The militant group behind the attacks, the Niger Delta Avengers, vowed in an early communiqué to reduce Nigeria’s economy to “zero.” They appear to be getting their wish.
Exports have fallen from about 2.2 million barrels per day to as low as 990,000 barrels per day, analysts say, making Angola Africa’s largest producer of oil, at least for now.
The drop in production and the low price of oil globally are major reasons why Nigeria is expected to enter a recession in coming months.
Gail Anderson, research director at energy research and consultancy group Wood Mackenzie, says the militants have been careful in their sabotage.
“The attacks themselves have been well-targeted and they’ve been designed to cause maximum damage, and I think they’ve been quite successful in that respect,” Anderson said.
Attacks hit hard
The NDA emerged earlier this year with a blog that took credit for a number of attacks on pipelines in the delta. It also listed demands, including apologies from politicians, the release of an imprisoned separatist leader and a redistribution of ownership of oil blocks.
FILE – A man sells fuel on the road side in Kano, Nigeria, April 1, 2016. A fuel shortage in the country has created long lines at gas stations.
After months of sabotage, Anderson estimates production has fallen by about 560,000 barrels per day.
Dolapo Oni, head of energy research at Ecobank, gave a more drastic estimate. Between pipeline repairs and militant attacks, Nigeria is probably producing no more than 990,000 barrels of oil every day, he said.
Crude has long been Nigeria’s top export. Though President Muhammadu Buhari wants to wean the country off its dependence on oil, it remains the major source of revenue for the country’s recently enacted $30.4 billion budget.
“We’re not producing up to the level we need to produce, the government won’t generate the amount of revenue it needs to generate from oil,” Oni said.
Low oil prices and shortages of fuel and foreign exchange led Nigeria’s economy to contract last quarter. It’s expected to do the same this quarter, putting the country into a recession.
Repairs on the attacked pipelines will likely take weeks, Oni said, and that might not deter the militants. The militants blew up one pipeline in Bayelsa State twice, and warned its owners against repairing it, he said.

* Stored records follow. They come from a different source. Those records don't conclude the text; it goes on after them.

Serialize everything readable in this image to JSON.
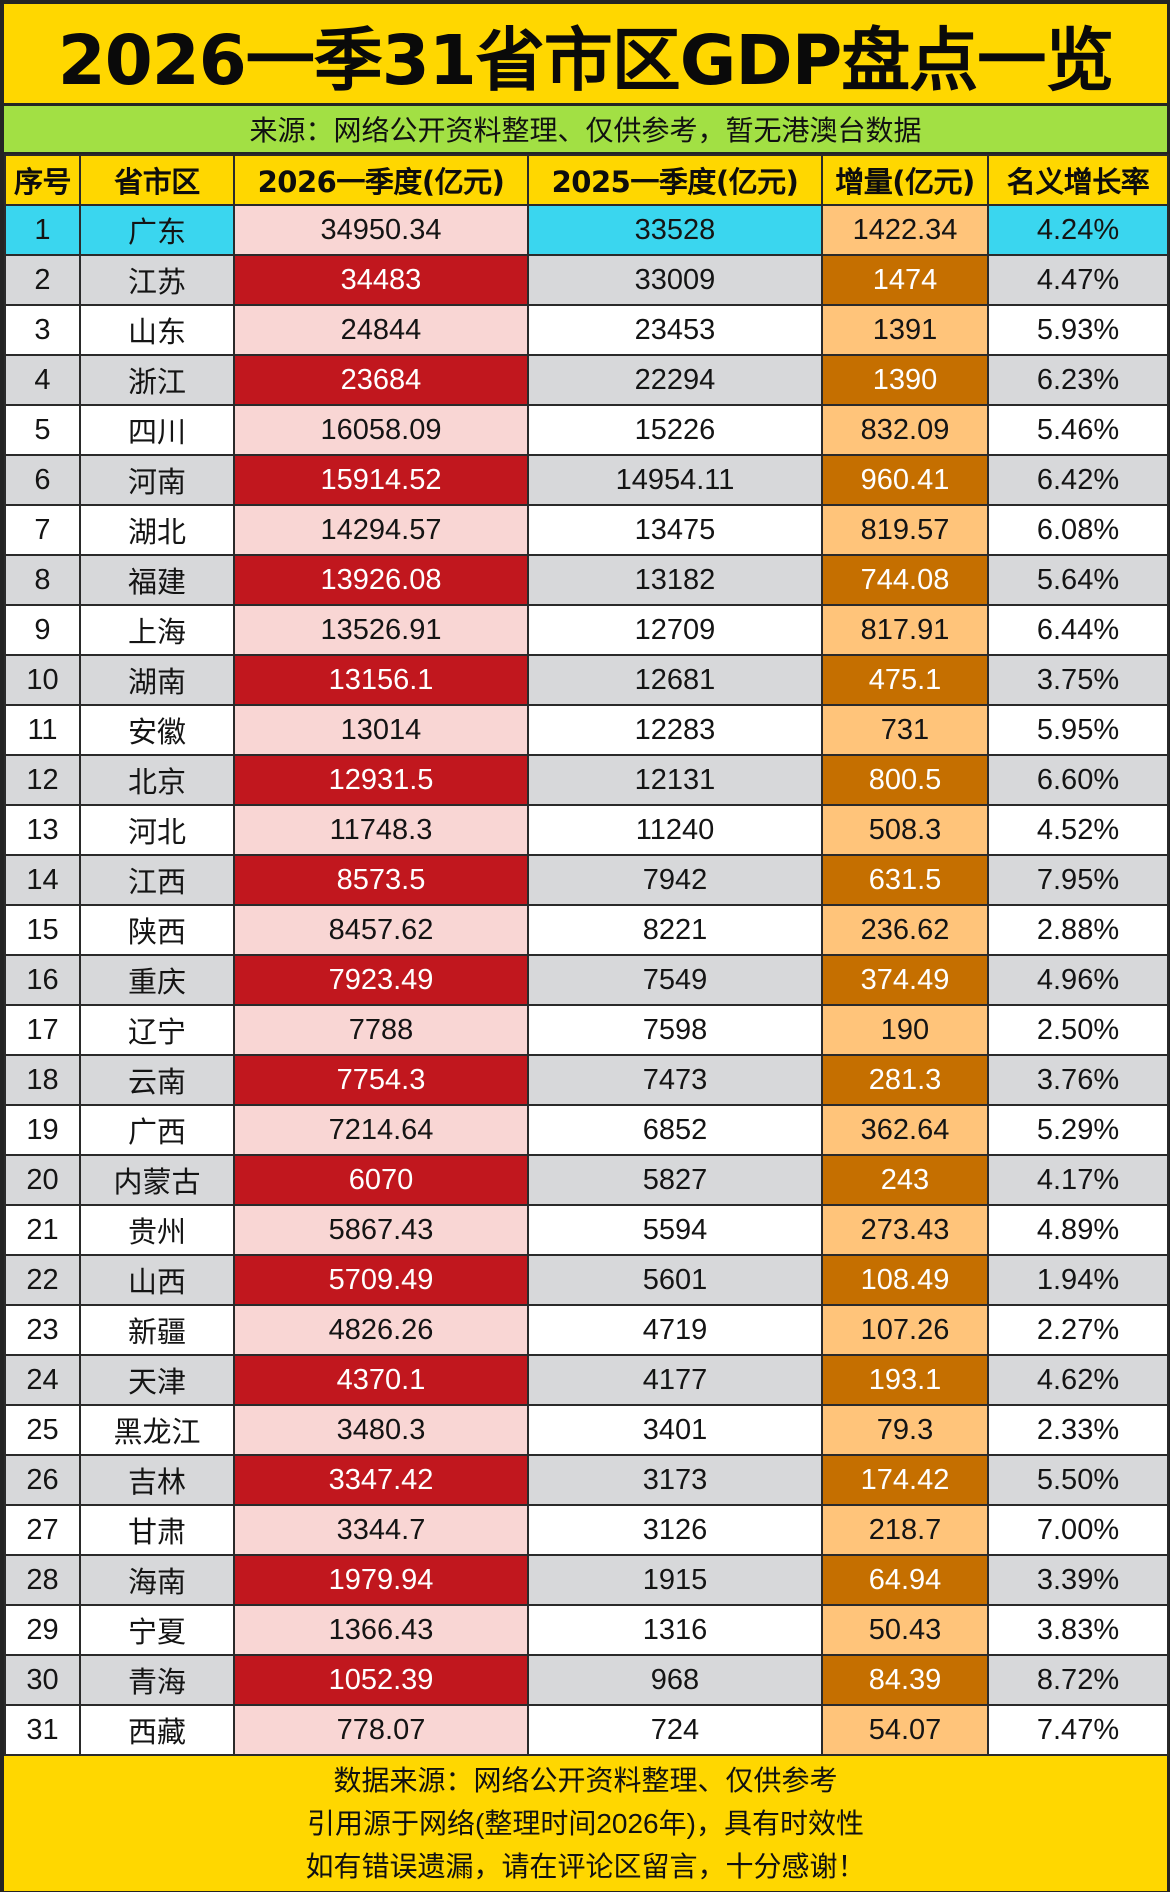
{
  "title": "2026一季31省市区GDP盘点一览",
  "subtitle": "来源：网络公开资料整理、仅供参考，暂无港澳台数据",
  "colors": {
    "title_bg": "#FFD700",
    "subtitle_bg": "#A2E044",
    "highlight_row": "#3AD6EF",
    "gray_row": "#D7D8DA",
    "gdp2026_light": "#F9D6D4",
    "gdp2026_dark": "#C1171E",
    "increase_light": "#FFC47A",
    "increase_dark": "#C56F00"
  },
  "table": {
    "headers": [
      "序号",
      "省市区",
      "2026一季度(亿元)",
      "2025一季度(亿元)",
      "增量(亿元)",
      "名义增长率"
    ],
    "rows": [
      {
        "rank": "1",
        "region": "广东",
        "gdp2026": "34950.34",
        "gdp2025": "33528",
        "increase": "1422.34",
        "growth": "4.24%"
      },
      {
        "rank": "2",
        "region": "江苏",
        "gdp2026": "34483",
        "gdp2025": "33009",
        "increase": "1474",
        "growth": "4.47%"
      },
      {
        "rank": "3",
        "region": "山东",
        "gdp2026": "24844",
        "gdp2025": "23453",
        "increase": "1391",
        "growth": "5.93%"
      },
      {
        "rank": "4",
        "region": "浙江",
        "gdp2026": "23684",
        "gdp2025": "22294",
        "increase": "1390",
        "growth": "6.23%"
      },
      {
        "rank": "5",
        "region": "四川",
        "gdp2026": "16058.09",
        "gdp2025": "15226",
        "increase": "832.09",
        "growth": "5.46%"
      },
      {
        "rank": "6",
        "region": "河南",
        "gdp2026": "15914.52",
        "gdp2025": "14954.11",
        "increase": "960.41",
        "growth": "6.42%"
      },
      {
        "rank": "7",
        "region": "湖北",
        "gdp2026": "14294.57",
        "gdp2025": "13475",
        "increase": "819.57",
        "growth": "6.08%"
      },
      {
        "rank": "8",
        "region": "福建",
        "gdp2026": "13926.08",
        "gdp2025": "13182",
        "increase": "744.08",
        "growth": "5.64%"
      },
      {
        "rank": "9",
        "region": "上海",
        "gdp2026": "13526.91",
        "gdp2025": "12709",
        "increase": "817.91",
        "growth": "6.44%"
      },
      {
        "rank": "10",
        "region": "湖南",
        "gdp2026": "13156.1",
        "gdp2025": "12681",
        "increase": "475.1",
        "growth": "3.75%"
      },
      {
        "rank": "11",
        "region": "安徽",
        "gdp2026": "13014",
        "gdp2025": "12283",
        "increase": "731",
        "growth": "5.95%"
      },
      {
        "rank": "12",
        "region": "北京",
        "gdp2026": "12931.5",
        "gdp2025": "12131",
        "increase": "800.5",
        "growth": "6.60%"
      },
      {
        "rank": "13",
        "region": "河北",
        "gdp2026": "11748.3",
        "gdp2025": "11240",
        "increase": "508.3",
        "growth": "4.52%"
      },
      {
        "rank": "14",
        "region": "江西",
        "gdp2026": "8573.5",
        "gdp2025": "7942",
        "increase": "631.5",
        "growth": "7.95%"
      },
      {
        "rank": "15",
        "region": "陕西",
        "gdp2026": "8457.62",
        "gdp2025": "8221",
        "increase": "236.62",
        "growth": "2.88%"
      },
      {
        "rank": "16",
        "region": "重庆",
        "gdp2026": "7923.49",
        "gdp2025": "7549",
        "increase": "374.49",
        "growth": "4.96%"
      },
      {
        "rank": "17",
        "region": "辽宁",
        "gdp2026": "7788",
        "gdp2025": "7598",
        "increase": "190",
        "growth": "2.50%"
      },
      {
        "rank": "18",
        "region": "云南",
        "gdp2026": "7754.3",
        "gdp2025": "7473",
        "increase": "281.3",
        "growth": "3.76%"
      },
      {
        "rank": "19",
        "region": "广西",
        "gdp2026": "7214.64",
        "gdp2025": "6852",
        "increase": "362.64",
        "growth": "5.29%"
      },
      {
        "rank": "20",
        "region": "内蒙古",
        "gdp2026": "6070",
        "gdp2025": "5827",
        "increase": "243",
        "growth": "4.17%"
      },
      {
        "rank": "21",
        "region": "贵州",
        "gdp2026": "5867.43",
        "gdp2025": "5594",
        "increase": "273.43",
        "growth": "4.89%"
      },
      {
        "rank": "22",
        "region": "山西",
        "gdp2026": "5709.49",
        "gdp2025": "5601",
        "increase": "108.49",
        "growth": "1.94%"
      },
      {
        "rank": "23",
        "region": "新疆",
        "gdp2026": "4826.26",
        "gdp2025": "4719",
        "increase": "107.26",
        "growth": "2.27%"
      },
      {
        "rank": "24",
        "region": "天津",
        "gdp2026": "4370.1",
        "gdp2025": "4177",
        "increase": "193.1",
        "growth": "4.62%"
      },
      {
        "rank": "25",
        "region": "黑龙江",
        "gdp2026": "3480.3",
        "gdp2025": "3401",
        "increase": "79.3",
        "growth": "2.33%"
      },
      {
        "rank": "26",
        "region": "吉林",
        "gdp2026": "3347.42",
        "gdp2025": "3173",
        "increase": "174.42",
        "growth": "5.50%"
      },
      {
        "rank": "27",
        "region": "甘肃",
        "gdp2026": "3344.7",
        "gdp2025": "3126",
        "increase": "218.7",
        "growth": "7.00%"
      },
      {
        "rank": "28",
        "region": "海南",
        "gdp2026": "1979.94",
        "gdp2025": "1915",
        "increase": "64.94",
        "growth": "3.39%"
      },
      {
        "rank": "29",
        "region": "宁夏",
        "gdp2026": "1366.43",
        "gdp2025": "1316",
        "increase": "50.43",
        "growth": "3.83%"
      },
      {
        "rank": "30",
        "region": "青海",
        "gdp2026": "1052.39",
        "gdp2025": "968",
        "increase": "84.39",
        "growth": "8.72%"
      },
      {
        "rank": "31",
        "region": "西藏",
        "gdp2026": "778.07",
        "gdp2025": "724",
        "increase": "54.07",
        "growth": "7.47%"
      }
    ]
  },
  "footer": {
    "lines": [
      "数据来源：网络公开资料整理、仅供参考",
      "引用源于网络(整理时间2026年)，具有时效性",
      "如有错误遗漏，请在评论区留言，十分感谢！"
    ]
  }
}
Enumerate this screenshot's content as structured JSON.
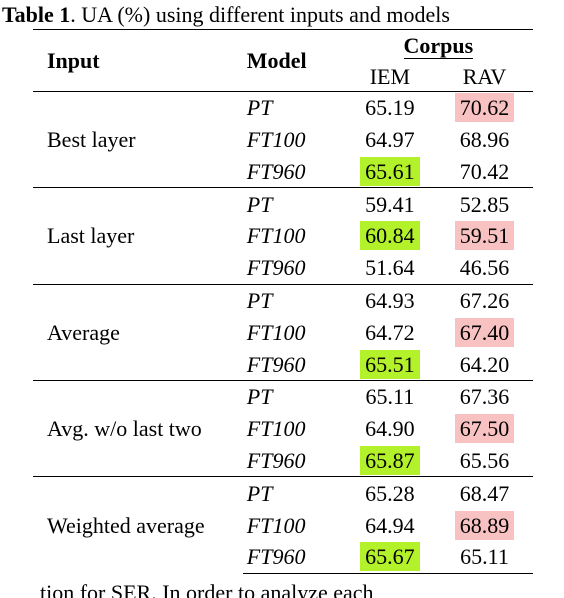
{
  "caption": {
    "label": "Table 1",
    "text": ". UA (%) using different inputs and models"
  },
  "table": {
    "headers": {
      "input": "Input",
      "model": "Model",
      "corpus": "Corpus",
      "iem": "IEM",
      "rav": "RAV"
    },
    "groups": [
      {
        "input": "Best layer",
        "rows": [
          {
            "model": "PT",
            "iem": "65.19",
            "rav": "70.62",
            "iem_hl": "",
            "rav_hl": "pink"
          },
          {
            "model": "FT100",
            "iem": "64.97",
            "rav": "68.96",
            "iem_hl": "",
            "rav_hl": ""
          },
          {
            "model": "FT960",
            "iem": "65.61",
            "rav": "70.42",
            "iem_hl": "green",
            "rav_hl": ""
          }
        ]
      },
      {
        "input": "Last layer",
        "rows": [
          {
            "model": "PT",
            "iem": "59.41",
            "rav": "52.85",
            "iem_hl": "",
            "rav_hl": ""
          },
          {
            "model": "FT100",
            "iem": "60.84",
            "rav": "59.51",
            "iem_hl": "green",
            "rav_hl": "pink"
          },
          {
            "model": "FT960",
            "iem": "51.64",
            "rav": "46.56",
            "iem_hl": "",
            "rav_hl": ""
          }
        ]
      },
      {
        "input": "Average",
        "rows": [
          {
            "model": "PT",
            "iem": "64.93",
            "rav": "67.26",
            "iem_hl": "",
            "rav_hl": ""
          },
          {
            "model": "FT100",
            "iem": "64.72",
            "rav": "67.40",
            "iem_hl": "",
            "rav_hl": "pink"
          },
          {
            "model": "FT960",
            "iem": "65.51",
            "rav": "64.20",
            "iem_hl": "green",
            "rav_hl": ""
          }
        ]
      },
      {
        "input": "Avg. w/o last two",
        "rows": [
          {
            "model": "PT",
            "iem": "65.11",
            "rav": "67.36",
            "iem_hl": "",
            "rav_hl": ""
          },
          {
            "model": "FT100",
            "iem": "64.90",
            "rav": "67.50",
            "iem_hl": "",
            "rav_hl": "pink"
          },
          {
            "model": "FT960",
            "iem": "65.87",
            "rav": "65.56",
            "iem_hl": "green",
            "rav_hl": ""
          }
        ]
      },
      {
        "input": "Weighted average",
        "rows": [
          {
            "model": "PT",
            "iem": "65.28",
            "rav": "68.47",
            "iem_hl": "",
            "rav_hl": ""
          },
          {
            "model": "FT100",
            "iem": "64.94",
            "rav": "68.89",
            "iem_hl": "",
            "rav_hl": "pink"
          },
          {
            "model": "FT960",
            "iem": "65.67",
            "rav": "65.11",
            "iem_hl": "green",
            "rav_hl": ""
          }
        ]
      }
    ]
  },
  "footer_fragment": "tion for SER. In order to analyze each"
}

Militancy in the Niger Delta is nothing new. The delta was the site of a years-long insurgency that only ended in 2009 when the government started paying off militants and offering them job training as part of an amnesty program.
That effort was criticized for not addressing the underlying issues fueling the militancy, namely the joblessness, poverty and pollution in many communities where people live next to oil production sites.
The government is winding down the amnesty program, but the NDA says it wants the program to continue. Oni said its unknown if any participants in the program are part of the new group, but the sophistication of their attacks suggests a high level of familiarity with oil infrastructure.
“They carry out attacks at specific times of the day, when they know they’re able to strike without specific reprisal from the enemy,” Oni said.
Buhari is headed to the delta this week to kick off the cleanup of Ogoniland, a region of Rivers State that has been extensively polluted by oil spills over the years.
Rehabilitating Ogoniland is one of the NDA’s demands.